A letter writer from Hamlet discusses the Brown decision, but disagrees that it represented the spirit of the Constitution, for the majority of people in North Carolina believed that they should have segregated schools, and so majority rule should be honored under the spirit of the Constitution. He quotes the Tenth Amendment, that the powers not delegated to the United States by the Constitution, or prohibited by it to the states, were reserved to the states, respectively, or to the people. He questions whether segregated schools had been prohibited to the people of North Carolina, after the state had segregated schools for 90 years. He says that since the status quo was never maintained in anything, in time, a solution to the problem posed by segregation which would be agreeable to everyone would come into being.

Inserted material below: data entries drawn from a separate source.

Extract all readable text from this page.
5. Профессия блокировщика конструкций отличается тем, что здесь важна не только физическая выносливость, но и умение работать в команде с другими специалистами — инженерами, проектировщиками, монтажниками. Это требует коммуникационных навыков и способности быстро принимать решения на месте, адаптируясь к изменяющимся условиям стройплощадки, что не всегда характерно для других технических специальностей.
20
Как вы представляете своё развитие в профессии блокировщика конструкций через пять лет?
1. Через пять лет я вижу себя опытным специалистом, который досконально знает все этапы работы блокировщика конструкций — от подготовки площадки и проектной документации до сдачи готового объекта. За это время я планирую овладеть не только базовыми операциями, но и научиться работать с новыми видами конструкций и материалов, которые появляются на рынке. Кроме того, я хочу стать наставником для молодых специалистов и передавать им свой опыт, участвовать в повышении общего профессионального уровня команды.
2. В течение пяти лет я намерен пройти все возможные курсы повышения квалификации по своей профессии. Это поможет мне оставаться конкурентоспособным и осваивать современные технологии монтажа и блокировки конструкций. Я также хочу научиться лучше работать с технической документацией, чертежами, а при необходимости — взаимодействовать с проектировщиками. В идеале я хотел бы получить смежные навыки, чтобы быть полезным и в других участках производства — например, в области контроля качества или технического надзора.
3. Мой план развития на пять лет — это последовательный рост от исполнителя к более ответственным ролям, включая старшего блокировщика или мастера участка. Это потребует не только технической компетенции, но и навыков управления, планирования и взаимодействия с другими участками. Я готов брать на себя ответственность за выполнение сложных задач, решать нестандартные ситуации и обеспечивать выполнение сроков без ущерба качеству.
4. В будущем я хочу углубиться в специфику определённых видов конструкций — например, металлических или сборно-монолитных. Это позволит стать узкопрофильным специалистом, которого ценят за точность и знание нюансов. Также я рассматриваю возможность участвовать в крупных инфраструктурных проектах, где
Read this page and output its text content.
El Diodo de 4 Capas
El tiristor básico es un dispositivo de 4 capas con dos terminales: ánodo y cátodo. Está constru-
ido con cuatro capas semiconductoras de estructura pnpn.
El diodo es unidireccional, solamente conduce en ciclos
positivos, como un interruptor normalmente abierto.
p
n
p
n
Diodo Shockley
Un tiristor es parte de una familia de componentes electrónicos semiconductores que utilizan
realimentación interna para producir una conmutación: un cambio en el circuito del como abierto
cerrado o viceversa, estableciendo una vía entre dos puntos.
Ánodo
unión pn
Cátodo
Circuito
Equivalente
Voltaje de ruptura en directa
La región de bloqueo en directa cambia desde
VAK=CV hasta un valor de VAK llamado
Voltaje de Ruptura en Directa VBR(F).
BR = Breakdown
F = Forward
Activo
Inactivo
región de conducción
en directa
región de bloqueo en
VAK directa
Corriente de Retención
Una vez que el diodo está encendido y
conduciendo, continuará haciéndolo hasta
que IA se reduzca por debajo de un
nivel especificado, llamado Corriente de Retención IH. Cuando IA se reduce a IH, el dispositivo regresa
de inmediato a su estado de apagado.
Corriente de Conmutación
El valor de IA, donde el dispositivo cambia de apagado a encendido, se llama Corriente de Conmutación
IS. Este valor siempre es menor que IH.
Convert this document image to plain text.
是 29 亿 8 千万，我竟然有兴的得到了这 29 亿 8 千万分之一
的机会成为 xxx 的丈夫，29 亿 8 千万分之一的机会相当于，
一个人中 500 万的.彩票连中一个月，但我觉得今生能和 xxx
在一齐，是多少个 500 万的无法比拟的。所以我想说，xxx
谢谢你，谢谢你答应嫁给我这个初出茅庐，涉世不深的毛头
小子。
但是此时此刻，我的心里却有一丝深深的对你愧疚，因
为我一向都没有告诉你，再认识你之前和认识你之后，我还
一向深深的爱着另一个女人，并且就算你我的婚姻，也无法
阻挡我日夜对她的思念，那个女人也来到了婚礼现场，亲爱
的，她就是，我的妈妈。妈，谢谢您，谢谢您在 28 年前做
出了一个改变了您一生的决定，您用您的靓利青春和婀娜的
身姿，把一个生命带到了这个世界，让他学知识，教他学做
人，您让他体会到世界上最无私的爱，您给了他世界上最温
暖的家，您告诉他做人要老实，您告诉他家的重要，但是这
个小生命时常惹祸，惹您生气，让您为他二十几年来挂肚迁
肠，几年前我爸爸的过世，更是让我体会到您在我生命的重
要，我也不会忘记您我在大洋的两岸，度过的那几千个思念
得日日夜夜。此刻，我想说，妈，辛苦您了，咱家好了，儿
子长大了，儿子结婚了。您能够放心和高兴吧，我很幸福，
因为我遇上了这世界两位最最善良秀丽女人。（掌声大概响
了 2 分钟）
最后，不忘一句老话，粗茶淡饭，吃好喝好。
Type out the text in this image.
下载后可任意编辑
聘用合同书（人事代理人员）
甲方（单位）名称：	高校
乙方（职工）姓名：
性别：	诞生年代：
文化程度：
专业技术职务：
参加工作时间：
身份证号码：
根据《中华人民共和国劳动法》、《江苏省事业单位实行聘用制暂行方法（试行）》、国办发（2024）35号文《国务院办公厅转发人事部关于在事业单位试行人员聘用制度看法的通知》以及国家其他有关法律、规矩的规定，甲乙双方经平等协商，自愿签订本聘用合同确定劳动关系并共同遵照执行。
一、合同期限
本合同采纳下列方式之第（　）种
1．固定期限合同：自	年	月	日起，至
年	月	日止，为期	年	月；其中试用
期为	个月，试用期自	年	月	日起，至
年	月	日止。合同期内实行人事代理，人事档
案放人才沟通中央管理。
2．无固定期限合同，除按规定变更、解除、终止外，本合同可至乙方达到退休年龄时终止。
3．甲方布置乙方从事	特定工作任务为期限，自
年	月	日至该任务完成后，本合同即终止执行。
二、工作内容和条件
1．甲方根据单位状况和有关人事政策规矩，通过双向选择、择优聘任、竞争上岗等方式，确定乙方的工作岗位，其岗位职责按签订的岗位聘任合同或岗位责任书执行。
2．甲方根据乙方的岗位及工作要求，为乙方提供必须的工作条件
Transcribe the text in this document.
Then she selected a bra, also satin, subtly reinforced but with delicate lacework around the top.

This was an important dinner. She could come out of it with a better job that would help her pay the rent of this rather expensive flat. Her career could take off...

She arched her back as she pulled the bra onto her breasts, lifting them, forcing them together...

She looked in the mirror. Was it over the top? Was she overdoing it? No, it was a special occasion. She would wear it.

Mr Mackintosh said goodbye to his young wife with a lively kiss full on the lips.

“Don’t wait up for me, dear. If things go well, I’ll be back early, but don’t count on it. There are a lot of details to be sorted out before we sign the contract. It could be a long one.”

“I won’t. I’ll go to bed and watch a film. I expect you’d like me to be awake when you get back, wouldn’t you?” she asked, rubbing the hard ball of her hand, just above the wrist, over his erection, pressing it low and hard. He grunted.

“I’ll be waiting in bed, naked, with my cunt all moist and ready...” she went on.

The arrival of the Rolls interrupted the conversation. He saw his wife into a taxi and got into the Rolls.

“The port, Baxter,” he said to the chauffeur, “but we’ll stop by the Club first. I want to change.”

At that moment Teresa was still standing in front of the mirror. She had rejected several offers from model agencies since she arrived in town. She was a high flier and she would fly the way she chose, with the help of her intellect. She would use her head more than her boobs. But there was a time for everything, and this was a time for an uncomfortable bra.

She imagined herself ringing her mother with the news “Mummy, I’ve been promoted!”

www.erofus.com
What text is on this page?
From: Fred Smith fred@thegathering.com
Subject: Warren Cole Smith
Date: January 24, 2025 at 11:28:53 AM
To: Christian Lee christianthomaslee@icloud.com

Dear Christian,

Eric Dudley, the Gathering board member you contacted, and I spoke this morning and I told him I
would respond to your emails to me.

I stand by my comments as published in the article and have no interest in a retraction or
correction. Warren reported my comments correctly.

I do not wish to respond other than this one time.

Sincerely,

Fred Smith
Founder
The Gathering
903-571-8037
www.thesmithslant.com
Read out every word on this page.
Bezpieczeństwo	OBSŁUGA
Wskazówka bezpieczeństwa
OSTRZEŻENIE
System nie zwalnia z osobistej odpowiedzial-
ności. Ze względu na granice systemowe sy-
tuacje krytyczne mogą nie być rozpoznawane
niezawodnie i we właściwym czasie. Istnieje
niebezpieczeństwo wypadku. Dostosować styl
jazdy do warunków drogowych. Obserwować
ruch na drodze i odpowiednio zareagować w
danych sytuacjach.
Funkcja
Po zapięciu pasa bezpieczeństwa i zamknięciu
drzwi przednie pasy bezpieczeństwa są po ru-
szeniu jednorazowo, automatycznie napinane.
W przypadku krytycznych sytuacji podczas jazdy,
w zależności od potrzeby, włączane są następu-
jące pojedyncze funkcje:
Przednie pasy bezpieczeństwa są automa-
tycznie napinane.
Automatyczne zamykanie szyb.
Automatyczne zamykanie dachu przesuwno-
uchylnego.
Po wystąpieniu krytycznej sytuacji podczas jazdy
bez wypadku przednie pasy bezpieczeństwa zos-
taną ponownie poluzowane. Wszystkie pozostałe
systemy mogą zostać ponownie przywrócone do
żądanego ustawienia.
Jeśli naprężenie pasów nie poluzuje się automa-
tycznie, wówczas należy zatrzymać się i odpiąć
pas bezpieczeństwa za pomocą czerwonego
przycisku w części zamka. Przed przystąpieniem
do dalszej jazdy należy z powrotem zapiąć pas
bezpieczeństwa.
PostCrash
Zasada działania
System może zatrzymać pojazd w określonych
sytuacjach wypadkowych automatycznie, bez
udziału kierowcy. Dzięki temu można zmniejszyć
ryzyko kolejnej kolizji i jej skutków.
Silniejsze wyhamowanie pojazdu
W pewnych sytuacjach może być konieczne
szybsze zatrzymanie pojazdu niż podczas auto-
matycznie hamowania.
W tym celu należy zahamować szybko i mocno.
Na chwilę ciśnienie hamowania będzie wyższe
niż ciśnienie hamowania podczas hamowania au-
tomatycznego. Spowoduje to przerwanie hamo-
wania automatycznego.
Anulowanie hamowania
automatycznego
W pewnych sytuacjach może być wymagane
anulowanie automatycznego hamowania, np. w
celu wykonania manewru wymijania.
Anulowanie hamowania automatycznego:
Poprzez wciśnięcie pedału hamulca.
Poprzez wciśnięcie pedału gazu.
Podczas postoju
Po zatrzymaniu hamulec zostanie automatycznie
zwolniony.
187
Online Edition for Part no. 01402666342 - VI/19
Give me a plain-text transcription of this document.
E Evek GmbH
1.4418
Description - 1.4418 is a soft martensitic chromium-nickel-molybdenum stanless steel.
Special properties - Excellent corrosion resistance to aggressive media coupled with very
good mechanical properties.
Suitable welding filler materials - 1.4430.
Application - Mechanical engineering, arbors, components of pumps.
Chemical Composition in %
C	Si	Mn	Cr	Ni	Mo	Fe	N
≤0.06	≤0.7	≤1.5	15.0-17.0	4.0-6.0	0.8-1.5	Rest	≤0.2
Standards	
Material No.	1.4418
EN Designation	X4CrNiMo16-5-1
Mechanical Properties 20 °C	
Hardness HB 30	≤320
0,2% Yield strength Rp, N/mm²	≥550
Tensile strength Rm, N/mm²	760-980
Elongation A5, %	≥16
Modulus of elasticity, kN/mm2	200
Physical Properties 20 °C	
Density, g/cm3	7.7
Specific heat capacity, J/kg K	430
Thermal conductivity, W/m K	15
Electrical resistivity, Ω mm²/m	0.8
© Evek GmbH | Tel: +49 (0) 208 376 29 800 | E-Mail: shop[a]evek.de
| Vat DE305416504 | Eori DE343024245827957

A letter writer indicates that she was tired of being associated with those who carried on about social and class "stuff" while slurring the South, that the people in the South had intelligence concerning the law and the Constitution, the teachings of the Bible regarding racial and class questions. "We are particularly sick and tired of all the supposed study commissions in regard to the races and classes. Our tax money must not be used in this way any longer."

You two go on down 'eya with I. Bev'ly and ol' Lesta and have yo'se'f some o' dat roasted chicken he got cookin' in his seg'egated chikenteria. You'll feel a whole lot betta. He might even let you swing an axe handle.